Other Tech Giants are Also Embracing Passwordless Sign-In Future
Furthermore, other tech giants such as Google, Apple, and others are also working toward less reliance on passwords. Google Chrome allows users to sign in without a password, and Apple’s iOS 15 and macOS Monterey updates introduced a Passkeys in iCloud Keychain feature, an attempt to replace passwords with a more secure login process.
“The number of cyberattacks has increased as a result of identity and password theft—as defenders, we really have our work cut out for us in this asymmetric game,” says Vasu Jakkal, Microsoft’s corporate vice president of security, compliance, identity, and management. “Without passwords, you get advanced security, and it’s so much easier.

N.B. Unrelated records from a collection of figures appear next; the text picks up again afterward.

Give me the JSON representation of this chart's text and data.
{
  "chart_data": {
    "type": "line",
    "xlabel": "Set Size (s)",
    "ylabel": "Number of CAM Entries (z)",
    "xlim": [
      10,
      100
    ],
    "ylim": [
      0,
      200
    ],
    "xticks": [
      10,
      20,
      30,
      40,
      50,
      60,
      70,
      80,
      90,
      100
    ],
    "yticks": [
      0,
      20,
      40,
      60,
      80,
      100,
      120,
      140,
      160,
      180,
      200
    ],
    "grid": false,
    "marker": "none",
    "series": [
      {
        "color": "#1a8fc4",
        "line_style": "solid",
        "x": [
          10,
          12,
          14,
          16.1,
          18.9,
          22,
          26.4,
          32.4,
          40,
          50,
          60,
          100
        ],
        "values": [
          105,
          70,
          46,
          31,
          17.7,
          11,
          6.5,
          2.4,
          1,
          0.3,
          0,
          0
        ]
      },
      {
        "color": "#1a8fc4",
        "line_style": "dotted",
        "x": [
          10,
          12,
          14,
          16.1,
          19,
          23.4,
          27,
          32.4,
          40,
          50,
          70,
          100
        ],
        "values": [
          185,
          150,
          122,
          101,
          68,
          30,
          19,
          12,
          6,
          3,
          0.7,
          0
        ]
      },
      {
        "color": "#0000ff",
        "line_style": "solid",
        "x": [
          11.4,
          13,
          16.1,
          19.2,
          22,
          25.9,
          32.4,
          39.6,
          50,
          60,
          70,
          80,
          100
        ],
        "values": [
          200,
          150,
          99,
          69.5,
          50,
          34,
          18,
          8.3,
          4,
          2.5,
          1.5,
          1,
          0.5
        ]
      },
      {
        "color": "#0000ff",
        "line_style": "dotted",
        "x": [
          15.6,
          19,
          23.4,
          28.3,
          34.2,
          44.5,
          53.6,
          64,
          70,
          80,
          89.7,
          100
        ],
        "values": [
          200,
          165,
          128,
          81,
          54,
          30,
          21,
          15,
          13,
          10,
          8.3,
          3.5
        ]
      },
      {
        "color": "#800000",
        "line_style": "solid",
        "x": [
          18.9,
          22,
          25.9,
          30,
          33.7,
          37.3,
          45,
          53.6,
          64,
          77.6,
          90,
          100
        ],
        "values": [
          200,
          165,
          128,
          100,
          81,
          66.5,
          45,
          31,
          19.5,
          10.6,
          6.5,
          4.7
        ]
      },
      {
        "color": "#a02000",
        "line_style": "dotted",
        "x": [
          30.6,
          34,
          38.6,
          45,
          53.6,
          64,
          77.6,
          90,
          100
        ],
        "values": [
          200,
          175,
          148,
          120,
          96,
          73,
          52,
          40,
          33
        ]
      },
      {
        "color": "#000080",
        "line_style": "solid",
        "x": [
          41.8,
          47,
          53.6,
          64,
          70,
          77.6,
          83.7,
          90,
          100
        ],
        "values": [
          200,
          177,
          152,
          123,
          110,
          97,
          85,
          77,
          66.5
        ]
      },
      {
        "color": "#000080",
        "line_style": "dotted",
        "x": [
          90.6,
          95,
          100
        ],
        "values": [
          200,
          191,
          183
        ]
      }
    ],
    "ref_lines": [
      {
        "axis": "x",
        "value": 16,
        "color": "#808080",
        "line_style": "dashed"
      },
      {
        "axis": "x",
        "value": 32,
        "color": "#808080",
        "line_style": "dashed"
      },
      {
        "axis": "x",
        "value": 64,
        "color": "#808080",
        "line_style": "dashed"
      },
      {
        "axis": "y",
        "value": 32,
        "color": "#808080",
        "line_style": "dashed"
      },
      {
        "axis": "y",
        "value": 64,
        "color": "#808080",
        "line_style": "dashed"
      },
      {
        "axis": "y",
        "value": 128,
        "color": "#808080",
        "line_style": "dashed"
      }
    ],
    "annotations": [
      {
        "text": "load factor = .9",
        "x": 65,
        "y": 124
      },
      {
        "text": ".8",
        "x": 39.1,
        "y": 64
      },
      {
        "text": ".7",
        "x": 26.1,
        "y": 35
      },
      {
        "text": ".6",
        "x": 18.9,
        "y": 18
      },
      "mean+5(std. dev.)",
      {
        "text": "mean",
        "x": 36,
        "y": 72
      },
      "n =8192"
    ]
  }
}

It’s just a slam dunk.”
It Was Like a Lightbulb Switched On
Even within Microsoft, it took years to devise and execute an alternative arrangement that excluded passwords entirely instead of just adding more layers of defense on top of them.
“I remember it was 2017, and we started talking about, what if—instead of improving multifactor authentication—we changed course to just eliminate passwords,” says Microsoft chief information security officer Bret Arsenault. “I was sitting there thinking, is this just wordsmithing that someone from marketing came up with? And then I thought, well, if we really did want to eliminate passwords, what would we do differently? It was like a lightbulb switched on.”